En una semana en Barranquilla tuvimos dos luminarias del pensamiento contemporáneo. Este hecho inusual lo pone a uno a soñar con estar realmente viviendo el tiempo dorado de una metrópolis.
Al inicio de la semana, el muy mediático filósofo francés Gilles Lipovetsky llenó el auditorio de posgrados de la Universidad Autónoma, deslumbrando a muchos con su dramática teoría de la hipermodernidad.
Más adelante, al final de la semana, un humilde y no menos carismático filósofo español, José María Ripalda, deleitó a unos cuantos en el pequeño salón de proyecciones de la Universidad del Norte, viendo el juego entre el idealismo alemán y nuestra era tecnológica.
Los filósofos que estudiaron en las universidades no vivieron esta época, que como dice Ripalda, va a la velocidad de la luz. Todo va demasiado rápido. Según Lipovetsky, el mundo se ha hecho cada vez más pequeño y el tiempo corre cada vez más rápido.
Para Ripalda, en el pensamiento Hegeliano se sembraron las semillas y las cenizas de la barbarie alemana que marcan el siglo XX con sus consecuencias para este XXI que estamos viviendo.
Esta es una vida de hiperconsumo. Y la universidad debe dar las herramientas para entender nuestro mundo. En la universidad deben encontrarse tanto la cultura popular como la alta cultura, para poder vivir en medio de la rapidez que no nos da descanso para pensar.

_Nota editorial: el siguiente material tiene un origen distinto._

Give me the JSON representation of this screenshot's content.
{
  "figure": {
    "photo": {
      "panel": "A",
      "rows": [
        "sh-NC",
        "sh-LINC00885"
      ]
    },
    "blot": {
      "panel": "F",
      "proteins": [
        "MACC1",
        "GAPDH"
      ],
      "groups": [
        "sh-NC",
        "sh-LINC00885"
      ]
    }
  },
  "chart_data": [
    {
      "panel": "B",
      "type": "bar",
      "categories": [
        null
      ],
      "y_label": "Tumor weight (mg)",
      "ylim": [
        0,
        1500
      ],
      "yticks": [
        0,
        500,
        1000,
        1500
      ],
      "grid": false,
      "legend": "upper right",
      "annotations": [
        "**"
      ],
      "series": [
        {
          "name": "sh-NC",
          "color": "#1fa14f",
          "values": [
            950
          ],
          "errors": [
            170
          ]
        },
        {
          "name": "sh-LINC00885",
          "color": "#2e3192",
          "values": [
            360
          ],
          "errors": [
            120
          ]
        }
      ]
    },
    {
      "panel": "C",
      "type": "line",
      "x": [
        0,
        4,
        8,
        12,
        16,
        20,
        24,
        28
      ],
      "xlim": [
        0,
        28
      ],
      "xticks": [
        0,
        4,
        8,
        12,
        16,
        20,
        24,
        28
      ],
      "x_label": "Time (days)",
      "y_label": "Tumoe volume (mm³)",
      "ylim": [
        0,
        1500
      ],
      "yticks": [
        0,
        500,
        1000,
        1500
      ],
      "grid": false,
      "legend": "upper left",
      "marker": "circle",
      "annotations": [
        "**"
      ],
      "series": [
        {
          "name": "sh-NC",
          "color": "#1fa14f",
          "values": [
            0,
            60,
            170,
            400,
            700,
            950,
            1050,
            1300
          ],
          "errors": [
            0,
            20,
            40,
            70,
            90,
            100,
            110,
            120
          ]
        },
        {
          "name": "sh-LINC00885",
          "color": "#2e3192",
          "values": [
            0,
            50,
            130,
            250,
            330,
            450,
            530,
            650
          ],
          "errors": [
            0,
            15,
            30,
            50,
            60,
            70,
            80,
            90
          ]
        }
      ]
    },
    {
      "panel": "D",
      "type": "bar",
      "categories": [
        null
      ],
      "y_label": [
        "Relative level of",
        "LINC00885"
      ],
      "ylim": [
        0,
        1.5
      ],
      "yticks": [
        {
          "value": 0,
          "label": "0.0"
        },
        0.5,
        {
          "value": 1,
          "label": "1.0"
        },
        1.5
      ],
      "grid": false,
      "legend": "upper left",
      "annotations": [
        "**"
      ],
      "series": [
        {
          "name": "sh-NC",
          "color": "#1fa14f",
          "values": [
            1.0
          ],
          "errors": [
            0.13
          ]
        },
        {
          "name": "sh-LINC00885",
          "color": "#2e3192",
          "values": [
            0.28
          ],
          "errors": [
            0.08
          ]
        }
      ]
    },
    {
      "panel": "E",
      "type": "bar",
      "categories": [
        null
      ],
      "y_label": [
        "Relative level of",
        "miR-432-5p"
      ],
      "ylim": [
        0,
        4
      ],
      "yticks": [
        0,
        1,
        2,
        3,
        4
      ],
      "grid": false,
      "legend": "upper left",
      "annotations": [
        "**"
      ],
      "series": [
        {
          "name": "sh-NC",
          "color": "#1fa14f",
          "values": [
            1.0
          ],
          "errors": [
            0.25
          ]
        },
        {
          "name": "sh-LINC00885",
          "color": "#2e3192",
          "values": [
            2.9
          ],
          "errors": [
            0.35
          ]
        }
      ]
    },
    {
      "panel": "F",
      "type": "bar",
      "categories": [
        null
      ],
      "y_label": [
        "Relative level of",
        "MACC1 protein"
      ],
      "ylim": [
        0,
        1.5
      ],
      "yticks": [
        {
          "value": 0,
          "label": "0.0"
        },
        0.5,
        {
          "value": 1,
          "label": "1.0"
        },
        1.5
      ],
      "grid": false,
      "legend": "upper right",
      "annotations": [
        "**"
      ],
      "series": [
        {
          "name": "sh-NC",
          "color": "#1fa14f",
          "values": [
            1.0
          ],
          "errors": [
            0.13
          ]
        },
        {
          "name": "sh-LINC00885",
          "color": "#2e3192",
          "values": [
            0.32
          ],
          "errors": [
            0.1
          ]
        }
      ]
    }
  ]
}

Los fracasos de las utopías de la historia pueden hacernos reír hoy en día, pero han traído demasiados muertos. Ambos filósofos entienden esto. Pero a mí me hizo reír la idea de la hipermodernidad barranquillera ante la utopía de este progreso acelerado que estamos padeciendo los que no tragamos entero.
Una amiga que llegó tarde a una de las conferencias sudaba acelerada cuando la vi entrar. Feliz de haber conseguido escuchar la conferencia, aunque tarde, me comentaba sus tropiezos para siquiera empezar por ser moderna (ni qué hablar de posmoderna) en Barranquilla:
Para que su madre, ya mayor, pudiese obtener una cita con la EPS, tenía que atravesar solo diez cuadras por la calle 82. La cita no se puede hacer por internet, es decir no a la velocidad de la luz. No se podía hacer por teléfono, es decir, no a la velocidad del sonido.
Había que ir personalmente a la clínica entre la 49C y la 82 esquina, hacer una fila a la velocidad del morrocoyo y agarrar un teléfono único y especial para esas citas. Había que esperar que una serie de adultos mayores terminaran de hacer la suya y además pillarse que nadie podía colgar. A la velocidad de la proximidad entre personas que se ayudan entre sí, el siguiente le decía al que estaba a la línea, ¡no vaya a colgar!
Si ese cordón umbilical, a la velocidad intrauterina, se cortaba, ya nadie respondería del otro lado de la línea. La cultura caribeña había encontrado una forma de procurarse una cita médica, ante los ridículos e irrespetuosos métodos de dilatación que se inventan las hipermodernas compañías intermediarias de la salud.
Mi amiga alucinó escuchando a Lipovetsky en la Uniautónoma y más adelante en la semana no pudo llegar a la conferencia de Ripalda, porque no hubo forma de atravesar la corta distancia que la debía de llevar a la Uninorte.